Craig Davis, who represents Stoney Creek, said some of the students who now go to Unaka would not drive to the recommended location of the centralized high school on Gap Creek Highway near Hampton. He said parents have told him their children would rather drive to Elizabethton High School.
Board Chariman Kelly Crain said, “I am concerned about two things, the geography and the financing. It would be a major burden on the taxpayers.”
Board member Jerry McMahan, who led the planning team, said the financing could be handled in several ways to make it more manageable. One would be to just borrow enough for the high school and use the savings from consolidation to pay for the consolidations at the lower grades. There was a wide degree of opinions on what a new high school would cost, ranging from $30 million to $100 million.

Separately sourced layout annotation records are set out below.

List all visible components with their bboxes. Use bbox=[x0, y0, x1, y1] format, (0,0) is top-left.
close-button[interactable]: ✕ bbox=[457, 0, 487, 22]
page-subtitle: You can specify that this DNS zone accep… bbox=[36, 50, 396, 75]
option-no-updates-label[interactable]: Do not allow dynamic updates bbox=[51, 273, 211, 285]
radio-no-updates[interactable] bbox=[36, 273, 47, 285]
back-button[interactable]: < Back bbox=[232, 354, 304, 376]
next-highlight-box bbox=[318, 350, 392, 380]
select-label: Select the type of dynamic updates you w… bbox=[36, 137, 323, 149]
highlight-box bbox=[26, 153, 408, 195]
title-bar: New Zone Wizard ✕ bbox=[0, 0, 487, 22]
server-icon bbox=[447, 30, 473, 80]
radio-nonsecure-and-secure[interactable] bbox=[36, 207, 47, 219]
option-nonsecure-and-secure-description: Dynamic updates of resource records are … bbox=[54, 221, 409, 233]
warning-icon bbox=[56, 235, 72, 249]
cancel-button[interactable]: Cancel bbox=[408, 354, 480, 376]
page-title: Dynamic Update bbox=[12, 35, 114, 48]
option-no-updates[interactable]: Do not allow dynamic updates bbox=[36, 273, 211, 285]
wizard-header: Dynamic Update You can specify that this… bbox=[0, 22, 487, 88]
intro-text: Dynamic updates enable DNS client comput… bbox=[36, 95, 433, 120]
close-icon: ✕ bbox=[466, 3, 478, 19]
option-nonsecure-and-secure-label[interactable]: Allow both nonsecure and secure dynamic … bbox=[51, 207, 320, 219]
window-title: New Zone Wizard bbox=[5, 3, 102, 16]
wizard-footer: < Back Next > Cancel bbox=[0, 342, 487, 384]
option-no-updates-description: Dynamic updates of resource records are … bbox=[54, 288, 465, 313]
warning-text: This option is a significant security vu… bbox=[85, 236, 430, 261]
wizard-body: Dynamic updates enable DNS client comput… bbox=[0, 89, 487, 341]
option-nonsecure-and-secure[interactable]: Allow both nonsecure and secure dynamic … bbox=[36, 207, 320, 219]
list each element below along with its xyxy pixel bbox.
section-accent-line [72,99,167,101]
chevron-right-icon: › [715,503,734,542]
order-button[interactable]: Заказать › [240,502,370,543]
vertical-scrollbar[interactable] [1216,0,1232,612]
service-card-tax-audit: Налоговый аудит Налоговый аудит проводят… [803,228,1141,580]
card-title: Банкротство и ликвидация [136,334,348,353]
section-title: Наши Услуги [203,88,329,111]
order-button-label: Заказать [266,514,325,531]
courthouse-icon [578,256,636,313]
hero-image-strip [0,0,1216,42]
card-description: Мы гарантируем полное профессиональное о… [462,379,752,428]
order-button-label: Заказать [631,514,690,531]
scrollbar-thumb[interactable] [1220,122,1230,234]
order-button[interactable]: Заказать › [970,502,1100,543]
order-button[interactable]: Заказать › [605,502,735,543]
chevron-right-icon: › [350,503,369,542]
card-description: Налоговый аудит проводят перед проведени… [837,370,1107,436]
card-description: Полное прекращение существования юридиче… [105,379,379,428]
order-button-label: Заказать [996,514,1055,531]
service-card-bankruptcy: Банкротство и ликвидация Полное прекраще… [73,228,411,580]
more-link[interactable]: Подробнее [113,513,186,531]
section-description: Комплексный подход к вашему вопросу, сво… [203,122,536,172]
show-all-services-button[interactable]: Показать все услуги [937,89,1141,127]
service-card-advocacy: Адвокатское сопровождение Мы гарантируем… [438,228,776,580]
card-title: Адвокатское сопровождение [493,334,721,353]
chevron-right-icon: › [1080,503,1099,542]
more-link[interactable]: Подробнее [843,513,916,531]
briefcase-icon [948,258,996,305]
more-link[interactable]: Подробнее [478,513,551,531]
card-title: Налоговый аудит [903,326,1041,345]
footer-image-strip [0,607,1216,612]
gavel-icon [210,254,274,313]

Director of Schools Kevin Ward said now is a good time to build, based on the low bond rates.
While the planning team’s recommendation was for a consolidation to nine schools in the county, with only a single high school, there were several other options provided in the team’s strategic report. He said the team had provided the numbers to use for other considerations.
McMahan said the county could not postpone a decision indefinitely.
He said the team spent a lot of time getting the data for a snapshot of the county’s condition so that the best decision could be made for what was best for the students and what was best for the taxpayers.
He asked if the taxpayers could afford the burden for 20 years, but also asked if the taxpayers would be paying even more if nothing was done.
“Our infrastructure is falling down,” McMahan said. “It is going to cost a lot more ... You can’t afford to do it and you certainly can’t afford not to do it.”
He said a decision to do nothing was “awfully short term and narrow minded.”
“There are other ways to skin the cat,” Ward said, referring to the other options in the strategic plan. He said discussions could continue in small groups.
“Do we need to make a decision tonight?” Ward asked. “I don’t think so, but I agree with Mr. McMahan that we can’t wait 20 years.”
Ward suggested more discussion on the matter be held after a more short-term decision be made on whether to close Range Elementary School.